Depression can be a funny thing. As much as it can strip you of the will to get out of bed each morning, it can also make you consider things from a different perspective. In the winter of 2018, I was depressed. There was a lot going on, and there were a lot of unresolved issues—mostly with anxiety and obsessive-compulsive disorder—coming to the surface all at once. Around this time, I watched Disney’s 2015 live-action version of Cinderella and although I had seen it many times before, it was suddenly as if I was experiencing the fairytale for the first time. Since studying feminism in an academic setting and reading books like Cinderella Ate My Daughter, I’ve believed that Cinderella gets a bad rap as the face of everything that’s wrong with feminism—as if she is in fact some damsel who “doesn’t really do anything” until a prince comes along and saves her. But if you really think about it, Cinderella didn’t need anyone to save her, and especially not in the 2015 live-action film. Cinderella saved herself by keeping a relentlessly positive attitude in the face of bullying and abuse at the hands of people she was supposed to call family. Against the most impossible odds, she told herself that we all must have courage and be kind—even when others are anything but. And it was that kindness, courage, and strength that rewarded her in the end—a kindness and courage that is supposedly degrading for women and dismissed as “not really doing anything.”

I’ve always been called a pessimist, because that’s who I am. It’s always been easier for me to dwell in negativity and prepare myself for the inevitability of disappointment. Optimism and positivity just don’t come naturally to me. But when I was depressed, pessimism and negativity only pulled me further and further down into the bell jar—and that’s when I learned that Cinderella was right. They say that nothing in life is free, but that’s not true. Kindness is free. Love is free. At any given time, every single one of us is silently coping with our own scars, and just a little bit of love, patience, and understanding goes so far—even for the evilest of stepmothers. It might sound like a very simplistic and childlike view of the world, but Cinderella telling herself to have courage and be kind helped me immensely in summoning my own inner strength to overcome what also felt like impossible odds. Be the one that rescues you, and through the clouds you’ll see the blue. Those who don’t believe in magic will never find it.
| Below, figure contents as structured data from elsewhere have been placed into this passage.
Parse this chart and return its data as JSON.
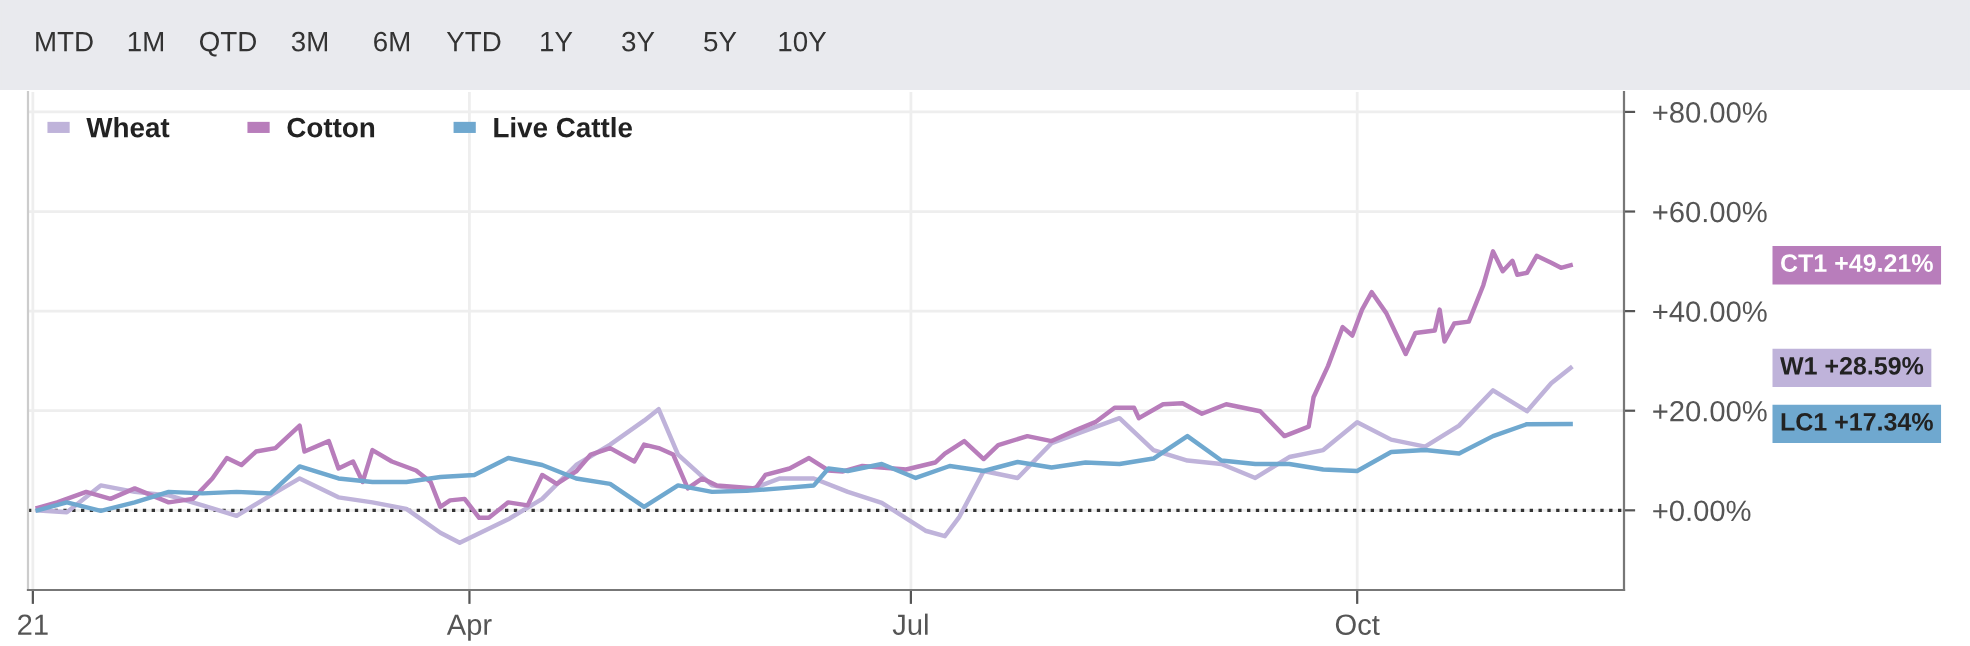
{
  "chart_data": {
    "type": "line",
    "xlim": [
      "2020-12-31",
      "2021-11-25"
    ],
    "xticks": [
      {
        "value": "2021-01-01",
        "label": "21"
      },
      {
        "value": "2021-04-01",
        "label": "Apr"
      },
      {
        "value": "2021-07-01",
        "label": "Jul"
      },
      {
        "value": "2021-10-01",
        "label": "Oct"
      }
    ],
    "ylim": [
      -16,
      84
    ],
    "yticks": [
      {
        "value": 0,
        "label": "+0.00%"
      },
      {
        "value": 20,
        "label": "+20.00%"
      },
      {
        "value": 40,
        "label": "+40.00%"
      },
      {
        "value": 60,
        "label": "+60.00%"
      },
      {
        "value": 80,
        "label": "+80.00%"
      }
    ],
    "grid": true,
    "legend": "top left",
    "marker": "none",
    "line_style": "solid",
    "ref_lines": [
      {
        "axis": "y",
        "value": 0,
        "color": "#333333",
        "line_style": "dotted"
      }
    ],
    "series": [
      {
        "name": "Wheat",
        "color": "#bfb3da",
        "x": [
          "2021-01-02",
          "2021-01-08",
          "2021-01-15",
          "2021-01-22",
          "2021-01-29",
          "2021-02-05",
          "2021-02-12",
          "2021-02-19",
          "2021-02-25",
          "2021-03-05",
          "2021-03-12",
          "2021-03-19",
          "2021-03-26",
          "2021-03-30",
          "2021-04-09",
          "2021-04-16",
          "2021-04-23",
          "2021-04-30",
          "2021-05-07",
          "2021-05-10",
          "2021-05-14",
          "2021-05-21",
          "2021-05-28",
          "2021-06-04",
          "2021-06-11",
          "2021-06-18",
          "2021-06-25",
          "2021-07-04",
          "2021-07-08",
          "2021-07-11",
          "2021-07-16",
          "2021-07-23",
          "2021-07-30",
          "2021-08-13",
          "2021-08-20",
          "2021-08-27",
          "2021-09-03",
          "2021-09-10",
          "2021-09-17",
          "2021-09-24",
          "2021-10-01",
          "2021-10-08",
          "2021-10-15",
          "2021-10-22",
          "2021-10-29",
          "2021-11-05",
          "2021-11-10",
          "2021-11-14"
        ],
        "values": [
          0,
          -0.4,
          5.0,
          3.7,
          3.0,
          1.0,
          -1.1,
          3.0,
          6.4,
          2.6,
          1.6,
          0.3,
          -4.5,
          -6.5,
          -1.8,
          2.3,
          9.1,
          13.2,
          18.0,
          20.3,
          11.2,
          5.0,
          3.9,
          6.4,
          6.4,
          3.7,
          1.5,
          -4.1,
          -5.2,
          -1.3,
          7.9,
          6.5,
          13.5,
          18.5,
          12.1,
          10.0,
          9.3,
          6.5,
          10.7,
          12.1,
          17.7,
          14.2,
          12.8,
          17.0,
          24.1,
          19.9,
          25.5,
          28.59
        ]
      },
      {
        "name": "Cotton",
        "color": "#b87dbb",
        "x": [
          "2021-01-02",
          "2021-01-06",
          "2021-01-12",
          "2021-01-17",
          "2021-01-22",
          "2021-01-29",
          "2021-02-03",
          "2021-02-07",
          "2021-02-10",
          "2021-02-13",
          "2021-02-16",
          "2021-02-20",
          "2021-02-25",
          "2021-02-26",
          "2021-03-03",
          "2021-03-05",
          "2021-03-08",
          "2021-03-10",
          "2021-03-12",
          "2021-03-16",
          "2021-03-21",
          "2021-03-24",
          "2021-03-26",
          "2021-03-28",
          "2021-03-31",
          "2021-04-03",
          "2021-04-05",
          "2021-04-09",
          "2021-04-13",
          "2021-04-16",
          "2021-04-19",
          "2021-04-23",
          "2021-04-26",
          "2021-04-30",
          "2021-05-05",
          "2021-05-07",
          "2021-05-10",
          "2021-05-13",
          "2021-05-16",
          "2021-05-19",
          "2021-05-22",
          "2021-05-30",
          "2021-06-01",
          "2021-06-06",
          "2021-06-10",
          "2021-06-14",
          "2021-06-17",
          "2021-06-21",
          "2021-06-30",
          "2021-07-06",
          "2021-07-08",
          "2021-07-12",
          "2021-07-16",
          "2021-07-19",
          "2021-07-25",
          "2021-07-30",
          "2021-08-04",
          "2021-08-08",
          "2021-08-12",
          "2021-08-16",
          "2021-08-17",
          "2021-08-22",
          "2021-08-26",
          "2021-08-30",
          "2021-09-04",
          "2021-09-11",
          "2021-09-16",
          "2021-09-21",
          "2021-09-22",
          "2021-09-25",
          "2021-09-28",
          "2021-09-30",
          "2021-10-02",
          "2021-10-04",
          "2021-10-07",
          "2021-10-11",
          "2021-10-13",
          "2021-10-17",
          "2021-10-18",
          "2021-10-19",
          "2021-10-21",
          "2021-10-24",
          "2021-10-27",
          "2021-10-29",
          "2021-10-31",
          "2021-11-02",
          "2021-11-03",
          "2021-11-05",
          "2021-11-07",
          "2021-11-10",
          "2021-11-12",
          "2021-11-14"
        ],
        "values": [
          0.5,
          1.6,
          3.7,
          2.3,
          4.4,
          1.6,
          2.3,
          6.4,
          10.5,
          9.1,
          11.8,
          12.5,
          17.0,
          11.8,
          13.9,
          8.4,
          9.8,
          5.7,
          12.1,
          9.8,
          8.0,
          5.7,
          0.7,
          2.0,
          2.3,
          -1.5,
          -1.5,
          1.6,
          1.0,
          7.1,
          5.3,
          7.8,
          11.2,
          12.5,
          9.8,
          13.2,
          12.5,
          11.2,
          4.4,
          6.4,
          5.0,
          4.4,
          7.1,
          8.4,
          10.5,
          8.0,
          7.8,
          8.9,
          8.2,
          9.6,
          11.4,
          13.9,
          10.3,
          13.1,
          14.9,
          13.9,
          16.1,
          17.7,
          20.6,
          20.6,
          18.5,
          21.3,
          21.5,
          19.4,
          21.3,
          19.9,
          14.9,
          16.8,
          22.7,
          29.0,
          36.8,
          35.1,
          40.3,
          43.8,
          39.6,
          31.4,
          35.6,
          36.1,
          40.3,
          33.9,
          37.5,
          37.9,
          45.2,
          52.0,
          48.0,
          50.1,
          47.3,
          47.7,
          51.1,
          49.7,
          48.7,
          49.21
        ]
      },
      {
        "name": "Live Cattle",
        "color": "#6fa8cf",
        "x": [
          "2021-01-02",
          "2021-01-08",
          "2021-01-15",
          "2021-01-22",
          "2021-01-29",
          "2021-02-05",
          "2021-02-12",
          "2021-02-19",
          "2021-02-25",
          "2021-03-05",
          "2021-03-12",
          "2021-03-19",
          "2021-03-26",
          "2021-04-02",
          "2021-04-09",
          "2021-04-16",
          "2021-04-23",
          "2021-04-30",
          "2021-05-07",
          "2021-05-14",
          "2021-05-21",
          "2021-05-28",
          "2021-06-04",
          "2021-06-11",
          "2021-06-14",
          "2021-06-18",
          "2021-06-25",
          "2021-07-02",
          "2021-07-09",
          "2021-07-16",
          "2021-07-23",
          "2021-07-30",
          "2021-08-06",
          "2021-08-13",
          "2021-08-20",
          "2021-08-27",
          "2021-09-03",
          "2021-09-10",
          "2021-09-17",
          "2021-09-24",
          "2021-10-01",
          "2021-10-08",
          "2021-10-15",
          "2021-10-22",
          "2021-10-29",
          "2021-11-05",
          "2021-11-14"
        ],
        "values": [
          0,
          1.6,
          -0.1,
          1.6,
          3.7,
          3.4,
          3.7,
          3.4,
          8.8,
          6.4,
          5.7,
          5.7,
          6.7,
          7.1,
          10.5,
          9.1,
          6.4,
          5.3,
          0.7,
          5.0,
          3.7,
          3.9,
          4.4,
          5.0,
          8.4,
          7.9,
          9.3,
          6.5,
          8.9,
          7.9,
          9.7,
          8.6,
          9.6,
          9.3,
          10.4,
          14.9,
          10.0,
          9.3,
          9.3,
          8.2,
          7.9,
          11.7,
          12.1,
          11.4,
          14.9,
          17.3,
          17.34
        ]
      }
    ],
    "annotations": [
      "MTD",
      "1M",
      "QTD",
      "3M",
      "6M",
      "YTD",
      "1Y",
      "3Y",
      "5Y",
      "10Y",
      "W1 +28.59%",
      "CT1 +49.21%",
      "LC1 +17.34%"
    ]
  }
}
You might meet some people who will tell you that they believe children don’t need fairytales—some find them inappropriate, violent, or merely insipidly frivolous and not worth children’s time. Some believe they’re degrading and unhealthy for young girls. But Albert Einstein disagreed, once saying, “If you want your children to be intelligent, read them fairy tales. If you want them to be more intelligent, read them more fairy tales.” And we can’t forget Bruno Bettelheim, a psychoanalyst who famously argued in his landmark book The Uses of Enchantment that children need the dark material of fairytales to help them symbolically make sense of the deeply rooted anxieties that dominate and control their world—and this I can personally confirm. Fairytales are more than fairytales: they are stories that are universally applicable to all human beings, no matter what age, race, gender, or background that contain hidden pieces of magic to help us name and face our own monsters—and that’s why they’ve endured for centuries. We just have to believe in them so that their magic might work on us. In the words of Neil Gaiman, “Fairy tales are more than true: not because they tell us that dragons exist, but because they tell us that dragons can be beaten.”